Beitrag von Rati » Mo 6. Jan 2020, 08:00

viktualia hat geschrieben:
So 5. Jan 2020, 14:48
Rati,
Rati hat geschrieben:wieso ich? :lol:
hast recht, ich war´s, post 262:
Was mit nem Moor passiert, wenn da viele Megaherbivoren drin untergehen, weis ich nicht.
Ich nehme an, es würde stinken.
(Wir waren ja beim "Einfluss nehmen/Moor"..
Nööö. Manfred wars (post 278) du hast ja in deiner Aussage im Gegensatz zu Manfred instinktiv gewust was mit so nem Fleischberg passieren würde wenn er ein Moor betritt. Während Manfred meint sie könnten durchmarschieren und Gräben hinterlassen. :pfeif:
Und genau genommen war ich der erste, da ich spekuliert habe das Manfred mal wieder seine eiszeitklimatische Wunschlandschaft samt Megaherbs bei all diesen Gedanken im Kopf hatte (und mittlerweile glaube ich ich hatte da nicht unrecht).

Manfred hat geschrieben:
Rati hat geschrieben:Der erste Satz stimmt und macht gleichzeitig den Unterschied zwischen Fukuoka und der Natur klar. In der Natur wären die Überangebote von Nahrungspflanzen für die Schnecken- welche auf Nutzflächen des Menschen nun mal künstlich erzeugt wreden- gar nicht vorhanden
.Seltsame Vorstellung von Natur.
In der Natur ist das Auftreten solcher Ungleichgewichte völlig normal. Die Erdgeschichte ist voll davon. Praktisch immer, wenn sich eine erfolgreiche neue Art breit gemacht hat.

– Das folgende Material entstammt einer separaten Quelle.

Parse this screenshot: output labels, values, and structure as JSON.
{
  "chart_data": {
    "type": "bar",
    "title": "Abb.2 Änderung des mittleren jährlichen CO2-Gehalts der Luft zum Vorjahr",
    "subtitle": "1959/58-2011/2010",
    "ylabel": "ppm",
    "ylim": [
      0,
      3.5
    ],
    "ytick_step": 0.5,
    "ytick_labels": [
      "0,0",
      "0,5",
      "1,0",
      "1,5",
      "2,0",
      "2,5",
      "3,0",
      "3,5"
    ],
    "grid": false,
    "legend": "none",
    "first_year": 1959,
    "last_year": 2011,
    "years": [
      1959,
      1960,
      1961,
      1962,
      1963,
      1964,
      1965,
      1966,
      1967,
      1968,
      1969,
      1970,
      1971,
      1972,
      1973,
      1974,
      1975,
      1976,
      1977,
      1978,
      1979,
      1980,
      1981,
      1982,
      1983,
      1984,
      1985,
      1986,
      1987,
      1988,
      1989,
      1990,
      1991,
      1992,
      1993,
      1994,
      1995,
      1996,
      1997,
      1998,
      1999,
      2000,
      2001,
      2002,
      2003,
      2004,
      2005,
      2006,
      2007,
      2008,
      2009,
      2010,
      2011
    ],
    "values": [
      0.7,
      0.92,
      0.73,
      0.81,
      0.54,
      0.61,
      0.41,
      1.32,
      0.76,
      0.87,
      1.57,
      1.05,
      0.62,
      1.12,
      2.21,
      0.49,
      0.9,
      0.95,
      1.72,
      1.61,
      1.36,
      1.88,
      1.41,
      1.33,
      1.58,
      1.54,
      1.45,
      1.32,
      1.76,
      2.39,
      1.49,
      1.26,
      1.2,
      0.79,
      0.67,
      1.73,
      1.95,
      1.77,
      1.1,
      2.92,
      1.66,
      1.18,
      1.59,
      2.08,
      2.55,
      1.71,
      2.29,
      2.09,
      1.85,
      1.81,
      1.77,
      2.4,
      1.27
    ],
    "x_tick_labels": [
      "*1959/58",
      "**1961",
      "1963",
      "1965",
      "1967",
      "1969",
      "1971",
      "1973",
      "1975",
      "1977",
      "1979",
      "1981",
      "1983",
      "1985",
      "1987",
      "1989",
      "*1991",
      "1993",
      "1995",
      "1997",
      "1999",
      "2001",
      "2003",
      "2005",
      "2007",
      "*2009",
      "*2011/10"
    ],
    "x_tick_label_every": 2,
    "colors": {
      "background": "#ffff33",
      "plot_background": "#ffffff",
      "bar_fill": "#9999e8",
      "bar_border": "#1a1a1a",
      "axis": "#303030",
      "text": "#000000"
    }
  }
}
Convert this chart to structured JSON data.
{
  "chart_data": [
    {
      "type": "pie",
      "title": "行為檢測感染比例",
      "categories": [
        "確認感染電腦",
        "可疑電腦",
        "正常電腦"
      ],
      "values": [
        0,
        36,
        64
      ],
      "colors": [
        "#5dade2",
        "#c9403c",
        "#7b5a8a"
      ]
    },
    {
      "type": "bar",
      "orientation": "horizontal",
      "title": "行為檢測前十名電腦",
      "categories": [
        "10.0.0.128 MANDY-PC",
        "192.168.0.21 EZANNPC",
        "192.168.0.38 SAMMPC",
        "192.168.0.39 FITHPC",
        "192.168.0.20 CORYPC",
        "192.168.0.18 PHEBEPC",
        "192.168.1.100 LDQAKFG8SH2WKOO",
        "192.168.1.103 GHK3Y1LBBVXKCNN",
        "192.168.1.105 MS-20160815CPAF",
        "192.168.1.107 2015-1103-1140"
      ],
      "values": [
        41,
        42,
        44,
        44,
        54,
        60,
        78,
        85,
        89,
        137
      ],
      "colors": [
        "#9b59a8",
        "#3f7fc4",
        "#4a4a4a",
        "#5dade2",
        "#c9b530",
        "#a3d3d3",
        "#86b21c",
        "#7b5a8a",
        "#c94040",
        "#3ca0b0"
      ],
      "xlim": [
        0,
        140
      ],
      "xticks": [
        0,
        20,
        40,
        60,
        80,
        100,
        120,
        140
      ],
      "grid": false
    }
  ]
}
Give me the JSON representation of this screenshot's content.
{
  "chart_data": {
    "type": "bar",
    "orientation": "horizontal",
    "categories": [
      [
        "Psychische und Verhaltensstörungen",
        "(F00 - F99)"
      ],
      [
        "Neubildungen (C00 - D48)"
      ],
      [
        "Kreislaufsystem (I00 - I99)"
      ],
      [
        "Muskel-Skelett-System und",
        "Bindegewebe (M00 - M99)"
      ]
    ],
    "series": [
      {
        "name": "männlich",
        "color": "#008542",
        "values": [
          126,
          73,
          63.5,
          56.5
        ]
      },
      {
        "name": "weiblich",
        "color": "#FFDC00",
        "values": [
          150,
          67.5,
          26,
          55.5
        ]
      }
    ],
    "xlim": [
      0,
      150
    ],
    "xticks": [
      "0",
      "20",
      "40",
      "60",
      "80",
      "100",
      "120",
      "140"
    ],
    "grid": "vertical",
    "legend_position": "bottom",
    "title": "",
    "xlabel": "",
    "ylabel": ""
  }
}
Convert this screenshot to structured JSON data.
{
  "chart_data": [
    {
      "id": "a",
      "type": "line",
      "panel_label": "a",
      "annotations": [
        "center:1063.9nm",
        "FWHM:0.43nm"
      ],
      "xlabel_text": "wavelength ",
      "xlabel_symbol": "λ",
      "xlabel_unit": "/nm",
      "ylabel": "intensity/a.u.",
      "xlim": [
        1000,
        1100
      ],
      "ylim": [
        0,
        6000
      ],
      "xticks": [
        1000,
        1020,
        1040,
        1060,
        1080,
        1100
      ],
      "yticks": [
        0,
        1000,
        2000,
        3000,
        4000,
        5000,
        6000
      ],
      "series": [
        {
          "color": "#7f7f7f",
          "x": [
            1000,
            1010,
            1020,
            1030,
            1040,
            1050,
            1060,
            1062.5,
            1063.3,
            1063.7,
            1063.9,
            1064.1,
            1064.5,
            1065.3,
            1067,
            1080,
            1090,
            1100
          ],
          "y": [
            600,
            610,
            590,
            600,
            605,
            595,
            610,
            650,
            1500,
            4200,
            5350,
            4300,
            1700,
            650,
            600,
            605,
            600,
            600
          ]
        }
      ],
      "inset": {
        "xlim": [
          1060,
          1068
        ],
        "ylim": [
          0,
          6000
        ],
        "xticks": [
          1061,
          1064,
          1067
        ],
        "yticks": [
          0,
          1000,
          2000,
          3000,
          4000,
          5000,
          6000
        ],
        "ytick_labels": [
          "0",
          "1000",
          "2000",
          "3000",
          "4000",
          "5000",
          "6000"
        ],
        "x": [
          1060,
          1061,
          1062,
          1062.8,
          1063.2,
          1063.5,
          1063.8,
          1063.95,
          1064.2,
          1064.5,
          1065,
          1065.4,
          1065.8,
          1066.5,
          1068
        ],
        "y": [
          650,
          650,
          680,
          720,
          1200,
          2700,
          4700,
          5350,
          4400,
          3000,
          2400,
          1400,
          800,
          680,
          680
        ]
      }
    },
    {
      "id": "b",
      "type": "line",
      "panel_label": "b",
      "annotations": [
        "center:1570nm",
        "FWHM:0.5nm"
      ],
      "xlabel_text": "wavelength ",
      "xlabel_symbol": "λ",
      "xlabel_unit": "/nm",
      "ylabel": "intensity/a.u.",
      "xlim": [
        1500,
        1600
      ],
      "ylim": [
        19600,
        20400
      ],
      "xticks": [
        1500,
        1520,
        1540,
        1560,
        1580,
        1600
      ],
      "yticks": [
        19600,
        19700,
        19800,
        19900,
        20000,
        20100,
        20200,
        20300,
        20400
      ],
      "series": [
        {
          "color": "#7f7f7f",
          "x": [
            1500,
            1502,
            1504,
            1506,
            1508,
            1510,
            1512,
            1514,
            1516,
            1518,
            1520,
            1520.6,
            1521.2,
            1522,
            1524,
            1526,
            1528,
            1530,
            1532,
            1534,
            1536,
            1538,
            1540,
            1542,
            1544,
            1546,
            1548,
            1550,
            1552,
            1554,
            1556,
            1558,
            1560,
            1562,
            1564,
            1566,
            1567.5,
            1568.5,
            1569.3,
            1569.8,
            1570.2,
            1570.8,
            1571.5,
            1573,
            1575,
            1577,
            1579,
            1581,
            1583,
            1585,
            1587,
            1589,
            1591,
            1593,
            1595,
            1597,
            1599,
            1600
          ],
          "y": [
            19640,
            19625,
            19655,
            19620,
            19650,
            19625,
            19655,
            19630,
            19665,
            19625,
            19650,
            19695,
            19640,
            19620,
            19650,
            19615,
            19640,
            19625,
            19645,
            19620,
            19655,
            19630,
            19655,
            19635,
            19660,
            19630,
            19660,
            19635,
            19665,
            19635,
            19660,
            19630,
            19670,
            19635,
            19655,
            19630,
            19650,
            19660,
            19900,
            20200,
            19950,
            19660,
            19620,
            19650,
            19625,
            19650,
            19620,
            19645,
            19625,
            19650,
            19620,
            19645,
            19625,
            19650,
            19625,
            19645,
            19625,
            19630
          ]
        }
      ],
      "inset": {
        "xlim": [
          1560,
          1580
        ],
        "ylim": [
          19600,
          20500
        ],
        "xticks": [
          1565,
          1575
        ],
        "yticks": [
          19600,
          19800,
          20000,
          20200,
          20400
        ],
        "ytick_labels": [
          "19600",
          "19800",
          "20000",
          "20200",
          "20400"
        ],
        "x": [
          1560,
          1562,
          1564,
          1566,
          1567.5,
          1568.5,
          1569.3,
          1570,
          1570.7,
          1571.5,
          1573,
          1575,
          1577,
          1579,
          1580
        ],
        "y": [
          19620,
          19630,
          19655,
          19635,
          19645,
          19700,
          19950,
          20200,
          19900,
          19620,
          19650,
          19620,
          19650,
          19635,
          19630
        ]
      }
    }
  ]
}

Aber es wurde danach immer ein neues Gleichgewicht eingestellt.
Manfred, es gibt eine Statistische typische Sinuskurvenbewegung zwischen Beute unbeutegreifern in einem Ökosystem, das ist richtig.
Durch Kultuanpflanzungen also künstlich erzeugte konzentrierte Nahrungsangebot oder künstlich angelegte besonders geeignete Lebensbereiche (zB die ersten Städte für Ratten) sorgen für ein total unausgeglichenes überschwingen dieser Sinuskurve, Und wärend in der uneinbeflussten Natur immer schon irgend ein Gegenspieler vorhanden ist dessen Populationsgröße dann auf die beginnende Überproduktion einer anderen Spezies sofort reagieren kann muß in der menschlich geförderten Überlast erst ein Gegenspieler mit entsprechender Gegenmasse erst eingebracht werden.
Auch hier ist der Faktor Zeit wieder sehr entscheidend den du bei deinen Betrachtungen so gern ignorierst.